Sometimes I wonder which is stronger, love or hate. I know this sounds very deep and philosophical and everything, and while I could look at it this way, for the time being, let's just examine it in a very superficial light.
I heard a wonderful quote on the news the other day, saying that people voting in the currently political environment are less likely to vote FOR one candidate and their position, as AGAINST someone else's position, and by default, go for the "lesser of two evils" option. This perhaps explains the prevalence of "attack ads" and campaigns that are based on the premise of "Look how much of an idiot my opponent is! Vote for me, I'm not nearly as bad as the other guy!"
This makes me wonder if people are really more likely to be drawn together by a common love of something, be it pizza or jazz or a certain type of clothing, or more likely to find something to pick apart and bond over that. It seems like picking something apart requires far less harmony between members than loving something does. Who cares WHY you hate black/white/Jewish/Irish/Catholic/gay/whatever people, as long as you don't like them as much as someone else, you'll be able to agree that it's a good idea to go beat the crap out of them. Hate brings everyone down to the lowest common level, a level that agrees something is wrong.

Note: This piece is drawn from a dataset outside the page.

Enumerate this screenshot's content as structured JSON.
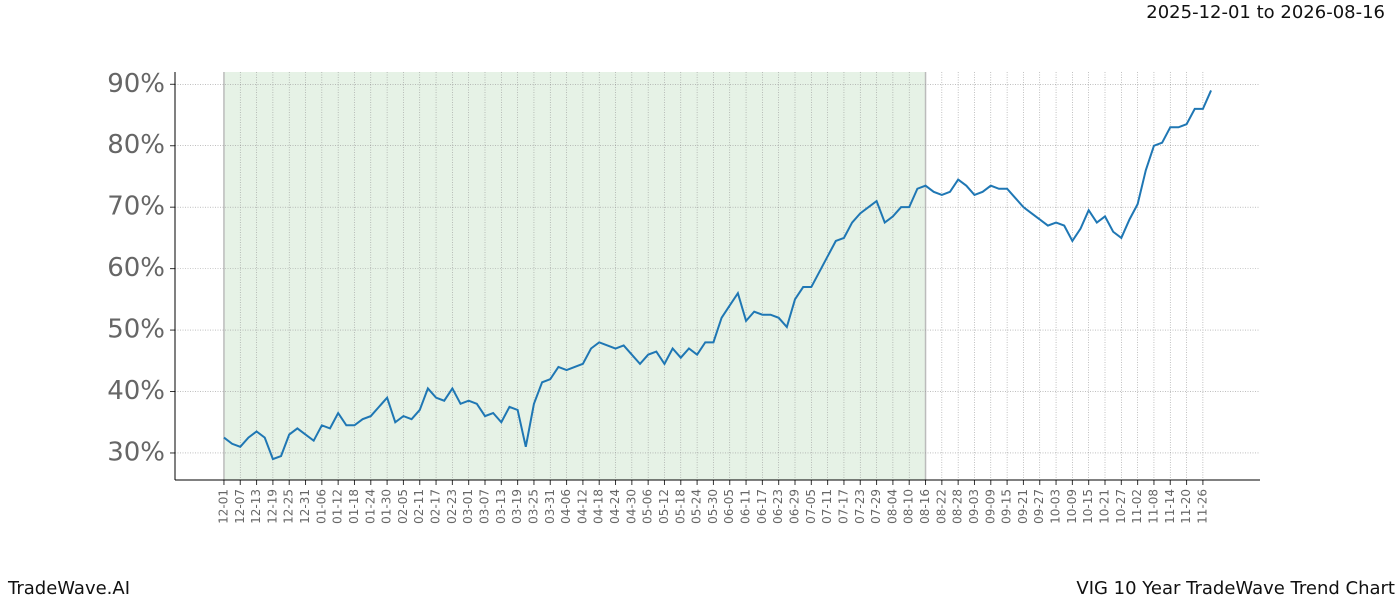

Loving something or someone requires harmony. If you love pizza, maybe it's because you like cheese or tomatoes or dough. Maybe it's because it reminds you of home or your friends or picnics. If you love pizza for its melted cheese, and someone else loves it because it reminds them of football games, then perhaps you will begin an argument over whose love is more pure, is more correct, is better. If hate brings everyone down to the common basement of anger, love is something that everyone fights over to reach the top rung of purest devotion.
I went to a lecture this weekend by the wonderful author David Sedaris. In reading one of his works, he mentioned that people in a line in an airport were arguing about politics, and saying how they hated the current administration. They thought that the president could do nothing right, they hated him, and he was destroying the country. While everyone is entitled to their own opinion, Sedaris and these particular people were obviously on opposite sides of the political fence, and Sedaris mentioned that he wanted to yell back at them that he could hate just as much as they could, sure they had different opinions, but everyone can hate! But he followed by saying that being able to out-hate someone is something that should never be encouraged. Just because we can hate, just because we can have common anger over something doesn't mean it is the path that we should strive to follow.
While this all sounds very kumbaya and progressive and up-in-the-clouds, when Sedaris said it, it didn't sound like that. It sounded like, honestly, can't we find a better common ground than "Let's all go hate the same things!" And it makes me wonder, which is really the more binding of the two, common hate or common love?